Muito pertinente e bem escrito para que nos tente tirar desta ignorância estrutural deste povo.
Cumprimentos
Luis Filipe
Por mim, relativamente a conceitos como o de "presidente" resolvia-se a questão de outro modo: a palavra passaria a constar nas gramáticas como comum aos dois géneros. Porventura, até já será assim... Tanto me faz dizer "o presidente" como "a presidente" e é assim que desde sempre, na profissão que desempenho, nos referimos a quem, mulher ou homem, preside a uma reunião, por exemplo.
"Presidenta" é, francamente, um palavra que não me soa bem e que me desagrada. E não creio que seja por falta de hábito ou, muito menos, devido a preconceito contra as mulheres.
Também se poderia dizer "o sacerdote" ou "a sacerdote", mas já não me soaria bem "sacerdota"... ou "padra"... etc...
Este comentário foi removido pelo autor.
Falando (ainda) de géneros, ficou-me uma curiosa gralha no comentário anterior, quando escrevi "um palavra" - em que não bate o género do artigo, a que agora já não chamam assim..., com o do substantivo, que também já não se designa deste modo.
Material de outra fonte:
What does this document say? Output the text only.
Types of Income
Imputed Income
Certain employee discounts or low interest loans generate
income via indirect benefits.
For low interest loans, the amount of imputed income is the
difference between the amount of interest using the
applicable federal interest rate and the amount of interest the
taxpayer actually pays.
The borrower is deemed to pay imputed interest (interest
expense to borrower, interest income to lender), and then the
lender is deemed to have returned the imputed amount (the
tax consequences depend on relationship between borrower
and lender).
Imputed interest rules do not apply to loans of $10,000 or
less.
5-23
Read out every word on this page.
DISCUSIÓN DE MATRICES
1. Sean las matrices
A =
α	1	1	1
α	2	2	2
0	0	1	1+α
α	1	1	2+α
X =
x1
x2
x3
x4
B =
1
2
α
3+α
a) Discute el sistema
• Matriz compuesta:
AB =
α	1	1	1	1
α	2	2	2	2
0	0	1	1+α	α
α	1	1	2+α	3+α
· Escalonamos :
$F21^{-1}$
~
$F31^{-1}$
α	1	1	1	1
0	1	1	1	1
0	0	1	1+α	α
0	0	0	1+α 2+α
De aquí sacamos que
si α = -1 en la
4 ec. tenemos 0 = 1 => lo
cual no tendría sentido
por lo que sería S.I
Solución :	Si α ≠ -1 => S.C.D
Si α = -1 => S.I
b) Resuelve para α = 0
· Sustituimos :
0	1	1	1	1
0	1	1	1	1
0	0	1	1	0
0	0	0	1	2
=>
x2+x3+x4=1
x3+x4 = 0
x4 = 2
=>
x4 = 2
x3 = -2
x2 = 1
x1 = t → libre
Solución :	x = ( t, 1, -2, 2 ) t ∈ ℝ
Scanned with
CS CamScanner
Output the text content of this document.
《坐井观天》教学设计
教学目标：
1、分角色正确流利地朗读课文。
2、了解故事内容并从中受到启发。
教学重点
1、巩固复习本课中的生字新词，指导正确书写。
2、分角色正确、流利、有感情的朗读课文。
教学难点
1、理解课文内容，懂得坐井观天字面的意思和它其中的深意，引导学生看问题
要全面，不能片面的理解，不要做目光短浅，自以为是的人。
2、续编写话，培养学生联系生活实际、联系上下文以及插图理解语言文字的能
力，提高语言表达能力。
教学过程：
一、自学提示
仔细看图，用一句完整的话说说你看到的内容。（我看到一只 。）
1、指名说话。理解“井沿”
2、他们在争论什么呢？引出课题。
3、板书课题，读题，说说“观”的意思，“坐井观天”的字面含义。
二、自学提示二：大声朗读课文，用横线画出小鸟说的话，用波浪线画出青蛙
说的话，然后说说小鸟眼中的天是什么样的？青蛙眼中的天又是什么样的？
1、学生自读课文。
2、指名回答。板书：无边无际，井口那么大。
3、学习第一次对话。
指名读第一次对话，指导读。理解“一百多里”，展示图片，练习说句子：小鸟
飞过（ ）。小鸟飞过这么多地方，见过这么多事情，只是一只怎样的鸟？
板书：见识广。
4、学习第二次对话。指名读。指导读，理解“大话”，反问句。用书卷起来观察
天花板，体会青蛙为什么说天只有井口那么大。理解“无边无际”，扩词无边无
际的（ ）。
A gramática vai mudando, mas nem sempre para melhor.
Um caso concreto bem exemplificativo da desnecessidade de género gramatical e de alteração para melhor deu-o essa exemplar mulher chamada Natália Correia quando exigiu que a considerassem "poeta" e não "poetisa". De modo claro e límpido acrescentou a razão cristalina - a poesia não tem sexo.
E se tem não devia ter, digo eu.
A língua é um bem cultural e social de um povo. Deve ser, por isso, escrupulosamente respeitada. E a gramática é o seu normativo. Língua e respectiva gramática devem evoluir "naturalmente", a segunda enquadrando e regulando a primeira. Não é a língua propriedade de ninguém e por isso não devia ser mudada por decreto, sem o consentimento democrático dos que a falam e/ou escrevem. Não foi isso que aconteceu com o chamado "acordo" (de quem com quem, em nome de quem?) ortográfico.
Mas a nossa democracia é algo... fictícia.